Parole che pesano ancora di più perchè, più a ragione che a torto, Franceschini è considerato a palazzo Chigi una sorta — se non di ambasciatore — quantomeno di pontiere di Mattarella, capace di interpretarne umori, messaggi e linguaggio.
E che, messe assieme alla notizia che la Corte si pronuncerà sull’Italicum il 24 gennaio, configurano il classico lavorio nei Palazzi che contano per scongiurare le elezioni anticipate.
Un’ipotesi che, ancora stamattina, a palazzo Chigi era ancora viva, soprattutto nell’animus dei falchi del renzismo.
Ammesso che la Corte si pronunci il 24 gennaio stesso, poi occorre che la politica recepisca i rilievi e approvi in Parlamento un sistema coerente per Camera e Senato. Realisticamente si può dire che è praticamente impossibile votare a febbraio.
In Transatlantico le vecchie volpi considerano la notizia “il segnale”, perchè guarda caso la Corte ha reso noto che si pronuncerà il 24 gennaio proprio oggi, dopo il colloquio nel premier al Quirinale e prima del giorno delle dimissioni formali.
Detto senza tanti giri di parole: come fai a votare con una legge elettorale per la Camera in attesa di giudizio e con una diversa al Senato?
È chiaro che occorre una nuova legge elettorale per poi andare a votare, e dunque un governo in carica, perchè non puoi attendere febbraio con un governo dimissionario. Sergio Mattarella, in queste consultazioni discrete e con lo stile del notaio rispettoso degli equilibri parlamentari, su un punto ha fatto filtrare una preoccupazione vera.
E cioè che non si può lasciare il paese a un governo dimissionario, in questa congiuntura economica. Esporrebbe, innanzitutto, il nostro sistema bancario.
Da segnalare poi oggi una preoccupata dichiarazione di Volker Wieland, uno dei consiglieri economici della Merkel. Per Wieland “il nuovo esecutivo italiano dovrebbe chiedere un programma di aiuti all’Esm”, il meccanismo di stabilità europeo altrimenti noto come fondo salva stati.
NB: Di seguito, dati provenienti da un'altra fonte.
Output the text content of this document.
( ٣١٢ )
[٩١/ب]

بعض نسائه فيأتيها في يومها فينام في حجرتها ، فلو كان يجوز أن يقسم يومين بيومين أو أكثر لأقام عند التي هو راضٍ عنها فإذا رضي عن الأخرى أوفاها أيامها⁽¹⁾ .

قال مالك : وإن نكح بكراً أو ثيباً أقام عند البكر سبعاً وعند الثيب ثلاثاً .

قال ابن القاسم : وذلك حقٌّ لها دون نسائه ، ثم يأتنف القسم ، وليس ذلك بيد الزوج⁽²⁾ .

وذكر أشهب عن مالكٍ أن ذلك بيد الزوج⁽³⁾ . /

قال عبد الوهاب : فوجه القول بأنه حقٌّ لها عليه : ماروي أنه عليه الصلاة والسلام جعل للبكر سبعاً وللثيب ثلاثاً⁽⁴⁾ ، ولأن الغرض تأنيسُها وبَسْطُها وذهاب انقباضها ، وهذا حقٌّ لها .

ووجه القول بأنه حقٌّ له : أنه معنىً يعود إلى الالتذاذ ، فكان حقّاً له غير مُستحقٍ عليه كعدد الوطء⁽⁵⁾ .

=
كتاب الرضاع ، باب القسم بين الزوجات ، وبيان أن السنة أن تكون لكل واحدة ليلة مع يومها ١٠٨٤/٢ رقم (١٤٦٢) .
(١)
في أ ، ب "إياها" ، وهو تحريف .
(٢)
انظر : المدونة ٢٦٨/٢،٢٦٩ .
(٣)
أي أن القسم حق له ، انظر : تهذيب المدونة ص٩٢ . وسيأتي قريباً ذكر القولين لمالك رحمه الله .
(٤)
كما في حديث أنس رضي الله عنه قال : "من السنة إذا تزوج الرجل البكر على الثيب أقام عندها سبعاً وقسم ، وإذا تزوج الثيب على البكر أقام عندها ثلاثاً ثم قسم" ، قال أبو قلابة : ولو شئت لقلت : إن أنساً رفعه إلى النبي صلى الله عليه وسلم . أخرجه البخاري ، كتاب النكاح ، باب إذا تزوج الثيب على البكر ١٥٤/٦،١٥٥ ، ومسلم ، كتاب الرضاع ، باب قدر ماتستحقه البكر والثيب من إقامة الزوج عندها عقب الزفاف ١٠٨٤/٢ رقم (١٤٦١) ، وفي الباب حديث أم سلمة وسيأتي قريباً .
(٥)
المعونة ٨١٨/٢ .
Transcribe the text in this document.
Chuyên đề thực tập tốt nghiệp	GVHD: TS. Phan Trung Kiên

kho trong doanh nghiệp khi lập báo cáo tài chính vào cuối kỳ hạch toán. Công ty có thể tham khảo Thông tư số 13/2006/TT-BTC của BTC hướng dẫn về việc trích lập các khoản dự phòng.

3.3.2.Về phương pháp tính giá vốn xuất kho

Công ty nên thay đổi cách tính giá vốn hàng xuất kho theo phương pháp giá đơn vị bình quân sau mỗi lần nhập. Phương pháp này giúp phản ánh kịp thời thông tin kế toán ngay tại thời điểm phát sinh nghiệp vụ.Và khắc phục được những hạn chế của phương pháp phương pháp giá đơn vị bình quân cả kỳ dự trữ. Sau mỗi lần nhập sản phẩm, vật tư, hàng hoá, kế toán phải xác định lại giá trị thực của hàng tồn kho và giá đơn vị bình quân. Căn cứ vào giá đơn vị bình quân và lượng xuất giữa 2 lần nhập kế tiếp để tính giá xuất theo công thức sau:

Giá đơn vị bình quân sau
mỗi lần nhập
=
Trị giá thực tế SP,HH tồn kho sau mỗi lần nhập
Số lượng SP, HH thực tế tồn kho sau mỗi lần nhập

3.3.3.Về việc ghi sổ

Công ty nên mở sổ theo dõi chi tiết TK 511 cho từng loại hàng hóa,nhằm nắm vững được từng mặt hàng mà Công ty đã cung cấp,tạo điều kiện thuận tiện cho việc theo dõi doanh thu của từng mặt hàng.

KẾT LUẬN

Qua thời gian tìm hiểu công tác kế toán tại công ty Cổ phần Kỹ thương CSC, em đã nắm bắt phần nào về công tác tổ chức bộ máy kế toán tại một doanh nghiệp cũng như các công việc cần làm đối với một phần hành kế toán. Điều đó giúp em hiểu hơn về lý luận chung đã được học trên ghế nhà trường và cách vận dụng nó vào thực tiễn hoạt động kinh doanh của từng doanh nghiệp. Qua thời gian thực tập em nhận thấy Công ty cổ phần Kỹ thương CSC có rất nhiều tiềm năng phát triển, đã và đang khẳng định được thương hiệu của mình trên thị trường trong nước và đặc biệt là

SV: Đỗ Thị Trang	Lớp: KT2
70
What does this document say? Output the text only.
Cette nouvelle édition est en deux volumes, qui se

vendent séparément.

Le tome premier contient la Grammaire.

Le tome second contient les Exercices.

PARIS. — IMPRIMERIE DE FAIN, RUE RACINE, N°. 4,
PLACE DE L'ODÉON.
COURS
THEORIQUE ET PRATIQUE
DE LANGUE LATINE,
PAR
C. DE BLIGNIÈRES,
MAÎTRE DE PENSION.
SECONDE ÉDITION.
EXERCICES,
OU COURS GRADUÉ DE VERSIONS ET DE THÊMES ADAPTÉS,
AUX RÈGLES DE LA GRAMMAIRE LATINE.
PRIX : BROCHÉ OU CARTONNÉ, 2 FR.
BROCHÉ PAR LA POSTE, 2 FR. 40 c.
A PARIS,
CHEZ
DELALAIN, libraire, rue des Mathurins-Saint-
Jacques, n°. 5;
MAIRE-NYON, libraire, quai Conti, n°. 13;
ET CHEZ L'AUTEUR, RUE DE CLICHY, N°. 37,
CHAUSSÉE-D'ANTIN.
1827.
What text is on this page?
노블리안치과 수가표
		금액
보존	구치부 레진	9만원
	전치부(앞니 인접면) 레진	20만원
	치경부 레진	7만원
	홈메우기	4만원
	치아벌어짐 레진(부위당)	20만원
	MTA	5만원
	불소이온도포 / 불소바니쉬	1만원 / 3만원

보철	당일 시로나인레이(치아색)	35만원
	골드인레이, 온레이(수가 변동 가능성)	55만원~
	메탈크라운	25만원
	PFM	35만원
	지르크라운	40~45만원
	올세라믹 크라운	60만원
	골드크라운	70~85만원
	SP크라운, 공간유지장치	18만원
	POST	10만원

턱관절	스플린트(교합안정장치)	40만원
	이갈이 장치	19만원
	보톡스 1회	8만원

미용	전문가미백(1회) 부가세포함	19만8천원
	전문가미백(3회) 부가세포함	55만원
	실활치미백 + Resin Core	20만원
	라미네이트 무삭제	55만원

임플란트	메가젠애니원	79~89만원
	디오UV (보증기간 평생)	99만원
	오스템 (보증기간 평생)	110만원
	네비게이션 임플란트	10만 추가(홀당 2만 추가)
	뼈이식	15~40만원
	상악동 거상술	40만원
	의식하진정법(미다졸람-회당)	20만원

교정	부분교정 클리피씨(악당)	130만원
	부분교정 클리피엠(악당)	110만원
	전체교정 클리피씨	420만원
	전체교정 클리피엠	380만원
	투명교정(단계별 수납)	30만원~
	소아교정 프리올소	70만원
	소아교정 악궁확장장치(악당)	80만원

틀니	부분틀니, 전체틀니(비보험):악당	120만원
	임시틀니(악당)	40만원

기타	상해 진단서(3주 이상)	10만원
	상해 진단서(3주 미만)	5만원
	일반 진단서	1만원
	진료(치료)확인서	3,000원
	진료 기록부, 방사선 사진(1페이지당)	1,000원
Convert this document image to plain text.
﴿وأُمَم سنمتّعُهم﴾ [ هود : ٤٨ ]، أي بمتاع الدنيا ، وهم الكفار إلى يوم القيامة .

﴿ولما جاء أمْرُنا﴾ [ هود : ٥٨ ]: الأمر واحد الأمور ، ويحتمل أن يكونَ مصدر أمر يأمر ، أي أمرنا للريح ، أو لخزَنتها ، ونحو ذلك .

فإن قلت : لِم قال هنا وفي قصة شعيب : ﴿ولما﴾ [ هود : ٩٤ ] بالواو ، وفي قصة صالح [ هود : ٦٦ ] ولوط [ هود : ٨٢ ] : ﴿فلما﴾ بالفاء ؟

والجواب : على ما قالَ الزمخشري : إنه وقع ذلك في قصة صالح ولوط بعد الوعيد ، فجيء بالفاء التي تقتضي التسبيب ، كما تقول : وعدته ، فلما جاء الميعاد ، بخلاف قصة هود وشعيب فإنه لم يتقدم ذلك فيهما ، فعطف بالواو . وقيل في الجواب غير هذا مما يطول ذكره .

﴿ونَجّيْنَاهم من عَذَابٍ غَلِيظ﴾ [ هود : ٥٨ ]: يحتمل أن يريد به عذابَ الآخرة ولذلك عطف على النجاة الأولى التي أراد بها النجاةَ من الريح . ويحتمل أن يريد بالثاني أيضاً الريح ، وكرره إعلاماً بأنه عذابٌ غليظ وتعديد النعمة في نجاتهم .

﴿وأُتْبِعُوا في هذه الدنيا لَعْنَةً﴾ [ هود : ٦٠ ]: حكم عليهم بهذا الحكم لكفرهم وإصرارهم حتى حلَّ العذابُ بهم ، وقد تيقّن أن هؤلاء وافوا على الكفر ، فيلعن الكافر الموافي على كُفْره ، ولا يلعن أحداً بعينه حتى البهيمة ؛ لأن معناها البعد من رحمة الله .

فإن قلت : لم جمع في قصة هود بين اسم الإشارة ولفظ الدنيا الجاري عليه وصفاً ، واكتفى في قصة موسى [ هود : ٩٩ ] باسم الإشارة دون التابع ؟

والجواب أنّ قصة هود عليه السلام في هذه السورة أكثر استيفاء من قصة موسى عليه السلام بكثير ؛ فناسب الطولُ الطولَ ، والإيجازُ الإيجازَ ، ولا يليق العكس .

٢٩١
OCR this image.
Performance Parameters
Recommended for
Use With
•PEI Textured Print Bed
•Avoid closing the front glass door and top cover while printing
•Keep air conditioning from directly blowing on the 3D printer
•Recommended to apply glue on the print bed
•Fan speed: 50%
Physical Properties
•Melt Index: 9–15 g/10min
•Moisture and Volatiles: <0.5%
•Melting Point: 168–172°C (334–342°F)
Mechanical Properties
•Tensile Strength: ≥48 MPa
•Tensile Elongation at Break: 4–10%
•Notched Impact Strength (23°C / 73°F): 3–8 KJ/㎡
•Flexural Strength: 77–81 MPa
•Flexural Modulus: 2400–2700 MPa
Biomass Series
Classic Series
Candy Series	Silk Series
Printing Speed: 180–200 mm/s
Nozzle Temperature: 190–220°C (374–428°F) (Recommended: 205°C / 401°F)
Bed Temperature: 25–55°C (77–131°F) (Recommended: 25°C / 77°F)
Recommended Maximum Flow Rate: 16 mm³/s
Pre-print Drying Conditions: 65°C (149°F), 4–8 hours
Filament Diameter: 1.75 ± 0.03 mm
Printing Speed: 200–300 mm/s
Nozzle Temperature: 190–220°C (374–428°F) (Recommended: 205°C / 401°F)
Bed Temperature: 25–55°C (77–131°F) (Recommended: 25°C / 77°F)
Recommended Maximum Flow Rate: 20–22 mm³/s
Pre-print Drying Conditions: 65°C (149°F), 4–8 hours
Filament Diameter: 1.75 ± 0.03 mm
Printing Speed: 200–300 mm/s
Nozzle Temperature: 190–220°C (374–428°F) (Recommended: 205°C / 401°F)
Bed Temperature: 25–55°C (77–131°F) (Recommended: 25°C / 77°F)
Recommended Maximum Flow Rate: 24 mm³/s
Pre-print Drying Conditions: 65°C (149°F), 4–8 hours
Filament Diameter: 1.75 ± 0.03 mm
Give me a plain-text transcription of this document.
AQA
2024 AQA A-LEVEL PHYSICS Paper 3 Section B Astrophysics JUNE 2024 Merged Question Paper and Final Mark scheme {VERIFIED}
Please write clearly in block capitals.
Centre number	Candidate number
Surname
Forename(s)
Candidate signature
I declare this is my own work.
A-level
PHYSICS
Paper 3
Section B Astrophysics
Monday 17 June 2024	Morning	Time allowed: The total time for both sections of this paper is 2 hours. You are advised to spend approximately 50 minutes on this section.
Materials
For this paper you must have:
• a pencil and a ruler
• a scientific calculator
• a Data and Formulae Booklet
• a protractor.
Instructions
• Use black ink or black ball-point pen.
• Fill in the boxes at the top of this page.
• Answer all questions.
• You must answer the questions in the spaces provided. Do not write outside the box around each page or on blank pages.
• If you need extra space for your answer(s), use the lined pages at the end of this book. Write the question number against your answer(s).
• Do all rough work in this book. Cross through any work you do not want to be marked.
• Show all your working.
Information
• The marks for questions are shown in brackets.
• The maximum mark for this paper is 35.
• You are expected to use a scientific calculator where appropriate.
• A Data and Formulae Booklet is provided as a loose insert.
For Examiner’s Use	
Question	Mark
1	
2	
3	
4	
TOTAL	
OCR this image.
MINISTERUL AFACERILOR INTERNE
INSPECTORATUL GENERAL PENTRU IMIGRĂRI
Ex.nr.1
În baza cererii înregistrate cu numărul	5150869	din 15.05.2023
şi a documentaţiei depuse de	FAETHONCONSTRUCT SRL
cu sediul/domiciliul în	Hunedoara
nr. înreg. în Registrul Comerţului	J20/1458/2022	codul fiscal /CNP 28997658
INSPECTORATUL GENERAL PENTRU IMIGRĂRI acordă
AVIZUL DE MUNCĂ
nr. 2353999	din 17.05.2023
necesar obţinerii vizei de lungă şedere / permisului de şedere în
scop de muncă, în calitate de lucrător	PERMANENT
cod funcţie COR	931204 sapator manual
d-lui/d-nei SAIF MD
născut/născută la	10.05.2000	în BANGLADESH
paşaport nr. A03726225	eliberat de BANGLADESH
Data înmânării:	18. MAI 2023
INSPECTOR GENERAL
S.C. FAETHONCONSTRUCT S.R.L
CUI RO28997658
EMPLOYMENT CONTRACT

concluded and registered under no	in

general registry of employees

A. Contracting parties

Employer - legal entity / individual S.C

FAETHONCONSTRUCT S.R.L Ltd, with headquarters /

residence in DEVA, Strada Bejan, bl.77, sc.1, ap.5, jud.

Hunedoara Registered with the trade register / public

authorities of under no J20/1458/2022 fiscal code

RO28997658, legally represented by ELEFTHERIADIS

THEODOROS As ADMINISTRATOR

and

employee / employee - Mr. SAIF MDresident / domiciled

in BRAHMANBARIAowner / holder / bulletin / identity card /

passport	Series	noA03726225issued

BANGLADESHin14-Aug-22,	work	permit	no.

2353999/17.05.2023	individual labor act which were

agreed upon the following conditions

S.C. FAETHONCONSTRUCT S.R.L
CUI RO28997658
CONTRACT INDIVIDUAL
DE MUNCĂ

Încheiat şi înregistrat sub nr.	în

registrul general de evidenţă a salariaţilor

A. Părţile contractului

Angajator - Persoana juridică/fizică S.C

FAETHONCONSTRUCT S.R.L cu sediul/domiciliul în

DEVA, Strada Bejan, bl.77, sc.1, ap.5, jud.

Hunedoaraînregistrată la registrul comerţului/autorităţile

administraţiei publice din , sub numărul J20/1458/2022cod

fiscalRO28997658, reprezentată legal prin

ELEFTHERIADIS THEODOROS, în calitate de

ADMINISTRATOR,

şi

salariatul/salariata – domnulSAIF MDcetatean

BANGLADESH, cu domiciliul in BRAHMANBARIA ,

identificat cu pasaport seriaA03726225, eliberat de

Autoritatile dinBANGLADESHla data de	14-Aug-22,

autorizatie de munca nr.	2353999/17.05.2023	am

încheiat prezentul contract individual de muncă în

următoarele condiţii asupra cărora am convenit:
E sono le stesse preoccupazioni — la stabilità , la necessità di una transizione ordinata — che parecchi ministri di peso si stanno ponendo in queste ore.
Anche ministri molto vicini al premier come Paolo Gentiloni o Graziano Delrio che ieri è stato visto a palazzo Giustiniani dove ha l’ufficio Giorgio Napolitano.
A palazzo Chigi “piani A”, “piani B”, si susseguono in un clima di nervosismo, insofferenza, con mezzo parlamento che chiede le elezioni: “Fino a ieri — sussurra una fonte molto informata – il piano A era le elezioni anticipate. Dice Renzi: se nasce un governo Renzi chi dice che si dimette quando dico io?”.
Ora la sentenza della Corte, il pressing di mezzo governo, mettono all’ordine del giorno un altro schema.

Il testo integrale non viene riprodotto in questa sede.